Recalling how his initial thought about the Rolling Stone article was that it would only make the series loom larger, he told reporters, "We know we're making a show that is provocative. It's not lost on us."
But the allegations in the story, he continued, "felt completely foreign to me. But I know who I am…People can write whatever they want. If I have a slight objection, it's that they intentionally omitted anything that didn't fit their narrative. But I think we have seen a lot of that lately."
Depp, who's been nothing but supportive of Levinson and The Weeknd, noted, "It's always a little sad and disheartening to see mean, false things said about someone you care about. It wasn't reflective at all of my experience."
Levinson maintained that he was "proud of this show, proud of how we made this show."
Sivan called The Weeknd "so lovely and hilarious," and Depp agreed, telling E! News, "He's a generous scene partner, he's really present, he's really supportive and he is a really good friend to me—to all of us."

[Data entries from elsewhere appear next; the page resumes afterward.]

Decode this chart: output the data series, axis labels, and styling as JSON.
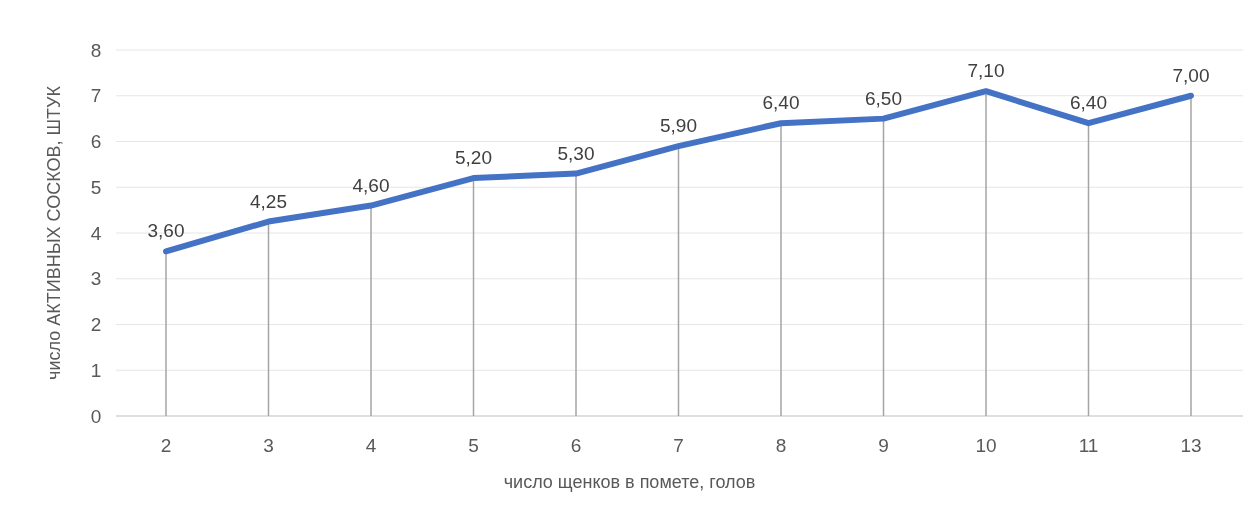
{
  "chart_data": {
    "type": "line",
    "xlabel": "число щенков в помете, голов",
    "ylabel": "число АКТИВНЫХ СОСКОВ, ШТУК",
    "categories": [
      "2",
      "3",
      "4",
      "5",
      "6",
      "7",
      "8",
      "9",
      "10",
      "11",
      "13"
    ],
    "series": [
      {
        "color": "#4472c4",
        "values": [
          3.6,
          4.25,
          4.6,
          5.2,
          5.3,
          5.9,
          6.4,
          6.5,
          7.1,
          6.4,
          7.0
        ],
        "value_labels": [
          "3,60",
          "4,25",
          "4,60",
          "5,20",
          "5,30",
          "5,90",
          "6,40",
          "6,50",
          "7,10",
          "6,40",
          "7,00"
        ]
      }
    ],
    "ylim": [
      0,
      8
    ],
    "yticks": [
      0,
      1,
      2,
      3,
      4,
      5,
      6,
      7,
      8
    ],
    "grid": true,
    "marker": "none",
    "line_style": "solid"
  }
}
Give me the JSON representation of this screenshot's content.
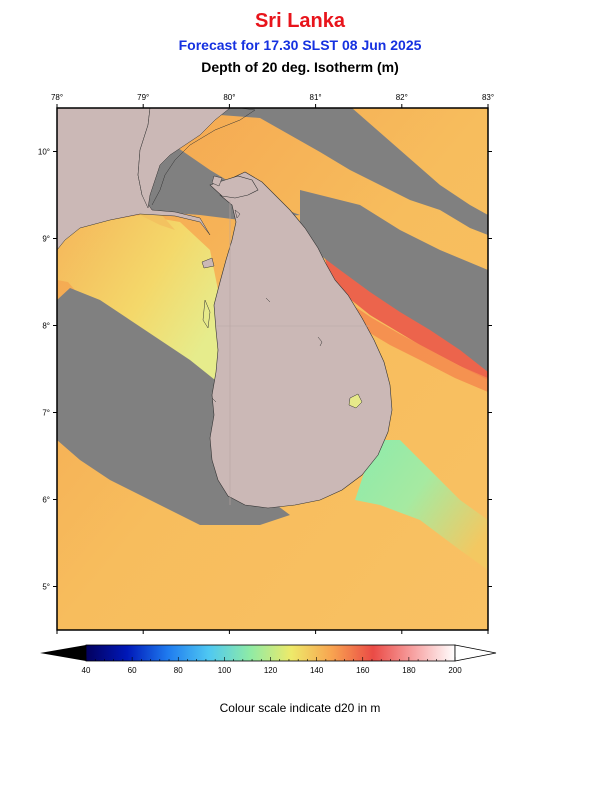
{
  "header": {
    "title": "Sri Lanka",
    "subtitle": "Forecast for  17.30 SLST 08 Jun 2025",
    "variable": "Depth of 20 deg. Isotherm (m)"
  },
  "map": {
    "lon_ticks": [
      "78°",
      "79°",
      "80°",
      "81°",
      "82°",
      "83°"
    ],
    "lat_ticks": [
      "10°",
      "9°",
      "8°",
      "7°",
      "6°",
      "5°"
    ],
    "lon_range": [
      78,
      83
    ],
    "lat_range": [
      4.5,
      10.5
    ],
    "colors": {
      "land": "#cbb8b6",
      "no_data": "#808080",
      "orange": "#f7b156",
      "yellow": "#f6dc6a",
      "pale_yellow": "#e9e98a",
      "red": "#ea4b46",
      "green": "#7fe6a6"
    }
  },
  "colorbar": {
    "ticks": [
      "40",
      "60",
      "80",
      "100",
      "120",
      "140",
      "160",
      "180",
      "200"
    ],
    "stops": [
      "#03005e",
      "#0018b8",
      "#1f7bef",
      "#4fc8f2",
      "#8eeba6",
      "#eeea6a",
      "#f8a350",
      "#ea4b46",
      "#f7a3a3",
      "#ffffff"
    ],
    "caption": "Colour scale indicate d20 in m"
  }
}
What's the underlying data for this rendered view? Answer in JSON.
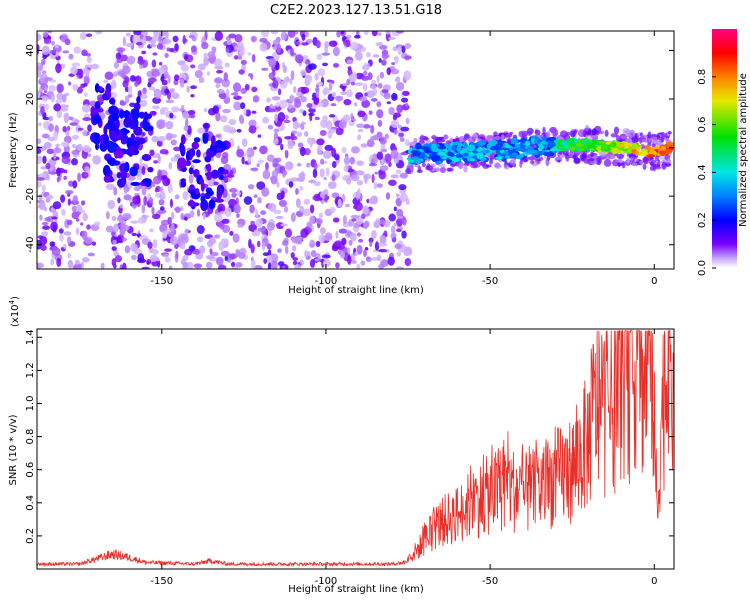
{
  "figure_title": "C2E2.2023.127.13.51.G18",
  "colors": {
    "snr_line": "#e8302a",
    "axis": "#000000",
    "colormap": [
      "#7a00ff",
      "#0000ff",
      "#0080ff",
      "#00e5e5",
      "#00e000",
      "#e8e800",
      "#ff8000",
      "#ff0000",
      "#ff0080"
    ]
  },
  "chart_data": [
    {
      "type": "heatmap",
      "name": "spectrogram",
      "title": "C2E2.2023.127.13.51.G18",
      "xlabel": "Height of straight line (km)",
      "ylabel": "Frequency (Hz)",
      "xlim": [
        -188,
        6
      ],
      "ylim": [
        -50,
        48
      ],
      "xticks": [
        -150,
        -100,
        -50,
        0
      ],
      "xtick_labels": [
        "-150",
        "-100",
        "-50",
        "0"
      ],
      "yticks": [
        -40,
        -20,
        0,
        20,
        40
      ],
      "ytick_labels": [
        "-40",
        "-20",
        "0",
        "20",
        "40"
      ],
      "colorbar": {
        "label": "Normalized spectral amplitude",
        "range": [
          0,
          1
        ],
        "ticks": [
          0.0,
          0.2,
          0.4,
          0.6,
          0.8
        ],
        "tick_labels": [
          "0.0",
          "0.2",
          "0.4",
          "0.6",
          "0.8"
        ]
      },
      "regions": [
        {
          "name": "noise",
          "x_range": [
            -188,
            -75
          ],
          "freq_range": [
            -50,
            48
          ],
          "amplitude_range": [
            0.0,
            0.15
          ]
        },
        {
          "name": "signal-trace",
          "x_range": [
            -75,
            6
          ],
          "freq_range": [
            -6,
            6
          ],
          "amplitude_range": [
            0.25,
            0.95
          ]
        }
      ],
      "trace": {
        "x": [
          -75,
          -60,
          -45,
          -30,
          -20,
          -10,
          0,
          5
        ],
        "freq": [
          -3,
          -2,
          -1,
          1,
          1,
          0,
          -2,
          0
        ]
      },
      "noise_blobs": {
        "x": [
          -164,
          -160,
          -137
        ],
        "freq": [
          10,
          0,
          -10
        ]
      }
    },
    {
      "type": "line",
      "name": "snr",
      "xlabel": "Height of straight line (km)",
      "ylabel": "SNR (10 * v/v)",
      "y_multiplier": "(x10",
      "y_multiplier_exp": "4",
      "y_multiplier_close": ")",
      "xlim": [
        -188,
        6
      ],
      "ylim": [
        0,
        1.45
      ],
      "xticks": [
        -150,
        -100,
        -50,
        0
      ],
      "xtick_labels": [
        "-150",
        "-100",
        "-50",
        "0"
      ],
      "yticks": [
        0.2,
        0.4,
        0.6,
        0.8,
        1.0,
        1.2,
        1.4
      ],
      "ytick_labels": [
        "0.2",
        "0.4",
        "0.6",
        "0.8",
        "1.0",
        "1.2",
        "1.4"
      ],
      "series": [
        {
          "name": "SNR",
          "x": [
            -188,
            -175,
            -170,
            -165,
            -160,
            -155,
            -140,
            -135,
            -130,
            -100,
            -80,
            -76,
            -72,
            -68,
            -65,
            -60,
            -55,
            -50,
            -45,
            -40,
            -35,
            -30,
            -25,
            -20,
            -18,
            -15,
            -12,
            -10,
            -8,
            -5,
            -3,
            -1,
            0,
            1,
            2,
            4,
            6
          ],
          "y": [
            0.03,
            0.03,
            0.06,
            0.09,
            0.07,
            0.04,
            0.03,
            0.05,
            0.03,
            0.03,
            0.03,
            0.04,
            0.12,
            0.22,
            0.28,
            0.33,
            0.4,
            0.45,
            0.5,
            0.45,
            0.48,
            0.55,
            0.6,
            0.78,
            1.0,
            0.95,
            1.0,
            1.2,
            1.1,
            1.3,
            1.1,
            1.4,
            0.8,
            0.3,
            0.9,
            1.2,
            1.0
          ]
        }
      ]
    }
  ]
}
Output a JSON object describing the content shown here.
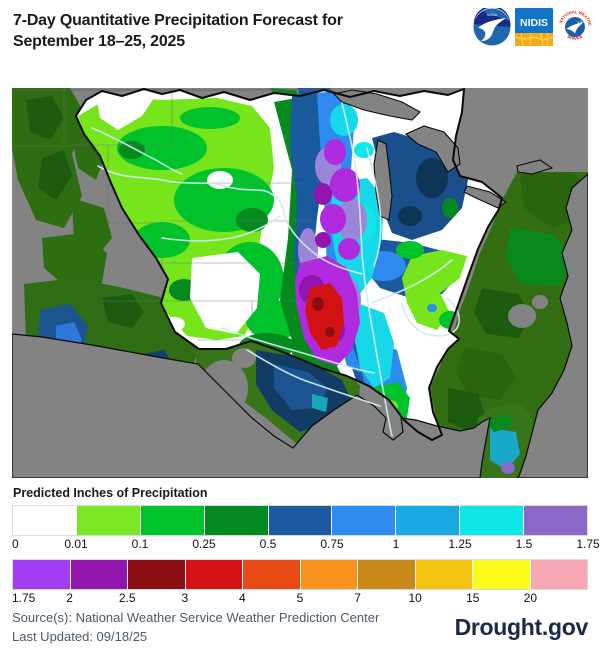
{
  "header": {
    "title_line1": "7-Day Quantitative Precipitation Forecast for",
    "title_line2": "September 18–25, 2025"
  },
  "logos": {
    "noaa_label": "NOAA",
    "nidis_label": "NIDIS",
    "nws_label": "NATIONAL WEATHER SERVICE"
  },
  "legend": {
    "title": "Predicted Inches of Precipitation",
    "rows": [
      {
        "colors": [
          "#FFFFFF",
          "#7BE826",
          "#00C32B",
          "#028A20",
          "#1C5BA4",
          "#2E8BF0",
          "#18A8E2",
          "#0FE6E6",
          "#8A68C8"
        ],
        "ticks": [
          "0",
          "0.01",
          "0.1",
          "0.25",
          "0.5",
          "0.75",
          "1",
          "1.25",
          "1.5",
          "1.75"
        ]
      },
      {
        "colors": [
          "#A43DF2",
          "#9414AE",
          "#8B0F12",
          "#D31313",
          "#E94A13",
          "#F8931D",
          "#C8891A",
          "#F3C512",
          "#FBFB1C",
          "#F7A6B4"
        ],
        "ticks": [
          "1.75",
          "2",
          "2.5",
          "3",
          "4",
          "5",
          "7",
          "10",
          "15",
          "20"
        ]
      }
    ]
  },
  "footer": {
    "source": "Source(s): National Weather Service Weather Prediction Center",
    "last_updated": "Last Updated: 09/18/25",
    "brand": "Drought.gov"
  }
}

Acknowledging The Idol's intense subject matter and graphic sexual content, she explained, "I think for me personally, when you're going to these really vulnerable emotional places with somebody in a scene, the hope is that you'll have that kind of trust and safety with them, and I really feel like I had that with Abel tenfold, and I'm very grateful he was the person I was doing that with."
But as far as the show itself, Depp accepted that it's now in audiences' hands to respond to it however they will.
"The beautiful thing about art is people are going to take way from it what they want to see in that moment," she said. "To me, it raises a lot of interesting questions about celebrity culture and idolatry and how we see people we actually don't know at all and talk about them as if we really do know them, and how strange that concept is and what kind of effect that can have on somebody's psyche."
"You just don't ever know what's going on behind closed doors," Depp added, "even if you see a lot of somebody's face and you imagine that you know them—you don't, unless you do."
The Idol premieres Sunday, June 4, at 9 p.m. on HBO and MAX.